Leur car pour Disneyland ne viendra jamais

C’est l’histoire de plusieurs dizaines de Belges qui voulaient se payer des vacances en car vers des destinations qu’ils rêvent de voir : Londres, Amsterdam, Paris et même Disneyland. Mais un point commun les relie tous : la veille de leur départ, ils reçoivent un message d’annulation. Entre incompréhension et agacement, ils se sont regroupés dans une conversation privée sur Facebook et réclament aujourd’hui leur argent mais l’organisateur : "Voyage Zélir" se fait absent.

Parmi les excuses invoquées au moment de l’annulation : un car est tombé en panne, Disney n’a pas envoyé les places, ou encore des menaces que l’organisateur aurait reçues.

La faute au car ou à Disney ?

Nous commençons nos recherches chez les autocaristes et nous posons la question du car en panne à deux entreprises avec lesquelles "Voyage Zélir" aurait collaboré : "Mouving Cars" à Philippeville et "Voyages Desmet" à Jumet.

Les deux gérants nous donnerons la même version des faits : au début tout se passait bien et un jour, tout a périclité sans raison apparente. Mais en aucun cas un car en panne n’est une excuse pour annuler un voyage.
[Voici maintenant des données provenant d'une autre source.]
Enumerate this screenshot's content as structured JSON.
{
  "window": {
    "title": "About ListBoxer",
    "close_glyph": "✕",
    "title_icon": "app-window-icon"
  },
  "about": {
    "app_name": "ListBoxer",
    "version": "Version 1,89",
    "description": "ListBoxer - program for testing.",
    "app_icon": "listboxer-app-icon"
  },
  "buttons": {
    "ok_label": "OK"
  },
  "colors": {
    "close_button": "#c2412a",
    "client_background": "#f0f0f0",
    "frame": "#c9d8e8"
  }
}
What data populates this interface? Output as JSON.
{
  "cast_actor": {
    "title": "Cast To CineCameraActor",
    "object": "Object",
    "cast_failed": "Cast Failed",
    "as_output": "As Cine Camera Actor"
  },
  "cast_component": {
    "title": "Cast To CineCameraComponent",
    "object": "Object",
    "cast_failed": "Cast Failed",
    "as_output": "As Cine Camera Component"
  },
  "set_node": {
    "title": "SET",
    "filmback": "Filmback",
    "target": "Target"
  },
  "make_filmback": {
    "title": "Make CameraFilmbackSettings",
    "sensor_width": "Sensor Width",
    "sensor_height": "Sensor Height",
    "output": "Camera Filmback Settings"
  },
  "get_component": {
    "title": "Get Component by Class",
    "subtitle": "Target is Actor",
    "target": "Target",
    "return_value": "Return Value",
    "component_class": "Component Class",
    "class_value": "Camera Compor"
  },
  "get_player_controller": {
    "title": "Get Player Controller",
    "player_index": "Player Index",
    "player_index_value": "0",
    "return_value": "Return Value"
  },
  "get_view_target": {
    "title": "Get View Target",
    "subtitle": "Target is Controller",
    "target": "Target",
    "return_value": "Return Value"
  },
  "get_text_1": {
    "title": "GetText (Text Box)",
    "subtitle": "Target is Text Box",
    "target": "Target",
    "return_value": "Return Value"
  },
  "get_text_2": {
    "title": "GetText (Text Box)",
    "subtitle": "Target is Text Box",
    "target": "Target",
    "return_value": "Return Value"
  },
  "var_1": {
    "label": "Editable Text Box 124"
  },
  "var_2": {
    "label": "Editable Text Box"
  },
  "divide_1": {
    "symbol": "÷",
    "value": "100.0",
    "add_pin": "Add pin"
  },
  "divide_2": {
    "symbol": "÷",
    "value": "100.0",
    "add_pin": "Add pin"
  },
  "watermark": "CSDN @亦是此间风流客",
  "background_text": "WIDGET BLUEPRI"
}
Chez "Voyages Desmet" on nous signale que lorsqu’un car est en panne, il y a plusieurs cas de figure : on le dépanne, on démarre avec un autre car et si vraiment on n’en a pas, on trouve un sous-traitant pour que le voyage se passe. Bref, ça n’arrive jamais.

Du côté de Disney, la porte-parole de Disney Belgique nous signale que "Voyage Zélir" n’a jamais signé de contrat avec eux et qu’en tant que professionnel, en théorie, il n’est pas habilité à vendre des voyages à destination de Disney. Et quand bien même il trouverait un intermédiaire, il n’est pas autorisé à faire des publicités (même sur Facebook) avec les images de Disneyland.

Voyage Zélir, le coupable ?

Dans nos recherches, nous finissons par trouver la personne derrière "Voyage Zélir". Il s’appelle Michael Vincent, a 25 ans, et s’est lancé dans les voyages en personne physique en mai 2019. En Wallonie, rien n’interdit à qui que ce soit de se lancer dans l’organisation de voyages. Ni formation, ni licence. Mais sans expérience dans le domaine, c’est la porte ouverte aux plus grands risques.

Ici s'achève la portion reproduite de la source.